Van Horn v. Rucker

33 Mo. 391 | Mo. | 1863

Bay, Judge,

delivered the opinion of the court.

We are unable to discover from the record in this case any good ground for an appeal. The parties purchased on joint account tobacco at different points on the Missouri river, including the crop of one William Arnold of Callaway county, then not prised, and were to pay for said Arnold’s crop at the rate of $10 per hundred pounds. The Arnold crop, when prised, embraced three hogsheads, which were delivered to A. H. Henderson at Portland, and by Henderson shipped to St. Louis for defendants. Before said crop was delivered at Portland, plaintiffs and defendants entered into a contract, by which it was agreed and stipulated that if plaintiffs would pay defendants the sum of $350, they, the defendants, would receive and pay for the tobacco so purchased, and release the plaintiffs from all liability on account thereof. Plaintiffs then paid said amount to defendants, and Henderson, who acted as the agent for both ^parties, shipped the to*392bacco as aforesaid, the first hogshead in June, 1857, and the others at a subsequent time. The defendants received and paid for the first hogshead, and refused the others, and this action was brought to recover damages for the breach of the contract.

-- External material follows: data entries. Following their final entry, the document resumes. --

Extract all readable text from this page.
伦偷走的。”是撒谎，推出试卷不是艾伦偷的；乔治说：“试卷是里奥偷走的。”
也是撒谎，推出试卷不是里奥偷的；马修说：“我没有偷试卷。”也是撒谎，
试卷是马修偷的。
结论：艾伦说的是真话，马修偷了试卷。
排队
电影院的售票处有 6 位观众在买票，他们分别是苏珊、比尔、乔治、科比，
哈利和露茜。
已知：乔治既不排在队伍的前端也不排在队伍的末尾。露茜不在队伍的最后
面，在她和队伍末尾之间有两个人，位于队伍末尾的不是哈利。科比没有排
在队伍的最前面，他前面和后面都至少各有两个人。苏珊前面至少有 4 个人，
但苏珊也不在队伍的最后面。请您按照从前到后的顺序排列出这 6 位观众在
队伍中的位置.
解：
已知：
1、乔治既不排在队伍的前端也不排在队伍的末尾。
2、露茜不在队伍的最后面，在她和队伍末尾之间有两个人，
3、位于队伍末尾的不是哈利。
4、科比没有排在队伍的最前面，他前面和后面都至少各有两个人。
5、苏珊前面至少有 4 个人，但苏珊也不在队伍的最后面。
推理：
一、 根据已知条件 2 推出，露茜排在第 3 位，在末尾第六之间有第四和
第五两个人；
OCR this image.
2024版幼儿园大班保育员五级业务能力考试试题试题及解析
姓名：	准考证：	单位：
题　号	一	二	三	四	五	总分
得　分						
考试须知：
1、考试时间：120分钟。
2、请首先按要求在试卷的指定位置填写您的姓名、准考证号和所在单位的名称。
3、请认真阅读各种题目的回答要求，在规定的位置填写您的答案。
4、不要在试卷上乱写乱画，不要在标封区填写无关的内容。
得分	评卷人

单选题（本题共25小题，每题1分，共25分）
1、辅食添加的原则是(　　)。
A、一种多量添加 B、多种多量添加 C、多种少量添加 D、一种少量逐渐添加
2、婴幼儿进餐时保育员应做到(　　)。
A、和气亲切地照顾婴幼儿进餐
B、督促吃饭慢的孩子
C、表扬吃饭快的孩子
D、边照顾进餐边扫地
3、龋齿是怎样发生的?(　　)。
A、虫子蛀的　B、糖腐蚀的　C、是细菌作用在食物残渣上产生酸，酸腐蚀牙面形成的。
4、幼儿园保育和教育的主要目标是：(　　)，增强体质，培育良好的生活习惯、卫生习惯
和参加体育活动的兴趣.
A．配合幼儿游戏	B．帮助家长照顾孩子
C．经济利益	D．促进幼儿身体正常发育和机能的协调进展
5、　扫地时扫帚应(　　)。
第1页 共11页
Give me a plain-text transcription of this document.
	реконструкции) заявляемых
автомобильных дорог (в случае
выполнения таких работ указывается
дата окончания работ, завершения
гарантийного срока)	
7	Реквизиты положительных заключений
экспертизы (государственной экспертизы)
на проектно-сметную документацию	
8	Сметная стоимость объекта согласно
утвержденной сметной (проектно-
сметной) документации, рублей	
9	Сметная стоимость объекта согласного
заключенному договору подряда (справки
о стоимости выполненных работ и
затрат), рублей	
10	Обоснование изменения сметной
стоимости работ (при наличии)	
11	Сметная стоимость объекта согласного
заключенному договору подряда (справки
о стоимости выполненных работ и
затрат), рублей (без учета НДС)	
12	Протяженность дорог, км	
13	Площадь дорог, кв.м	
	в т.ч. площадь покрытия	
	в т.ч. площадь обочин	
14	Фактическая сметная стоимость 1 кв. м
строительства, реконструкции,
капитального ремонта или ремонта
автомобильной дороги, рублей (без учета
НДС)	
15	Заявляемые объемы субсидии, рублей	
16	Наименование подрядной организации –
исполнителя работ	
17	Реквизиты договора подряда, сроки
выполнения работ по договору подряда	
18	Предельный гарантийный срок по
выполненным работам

One ground alleged in the defendants’ answer for refusing to receive the tobacco was that it was not Arnold’s crop, but an inferior article which was attempted to be substituted for Arnold’s. Henderson in his testimony shows, however, that it was a part of the Arnold crop. It was also in proof, and admitted by the pleadings, that plaintiffs, after defendants refused to receive the tobacco, put up in market one of the hogsheads and sold it, and credited the defendants with the proceeds of the sale.

Several instructions were asked by defendants, and properly refused by the court, for they not only failed to enunciate the law of the case, but most of them were unsupported by the facts of the case. One instruction assumed that the defendants had a right to refuse the tobacco unless the plaintiffs satisfied them beyond a doubt that it was a part of tlie Arnold crop, thus making the plaintiffs’ right to recover dependent upon the will or caprice of defendants. Another assumed that the plaintiffs had no right to sell the refused tobacco; and that, by selling it, the contract became rescinded pro tanto.

This is not the law. If a vendee of goods unreasonably refuse to accept them, the vendor is under no obligation to allow them to perish on his hands, or to become reduced in value, but he may sell them at auction and hold the buyer responsible for the difference between the price which they actually bring and the price which he agreed to give. (Story on Sales, § 314; Sands & Crump v. Taylor & Ladd, 5 John., 395; 5 Sarg. & Rawle, 32.)

The other judges concurring,

the judgment will be affirmed, with ten per cent, damages.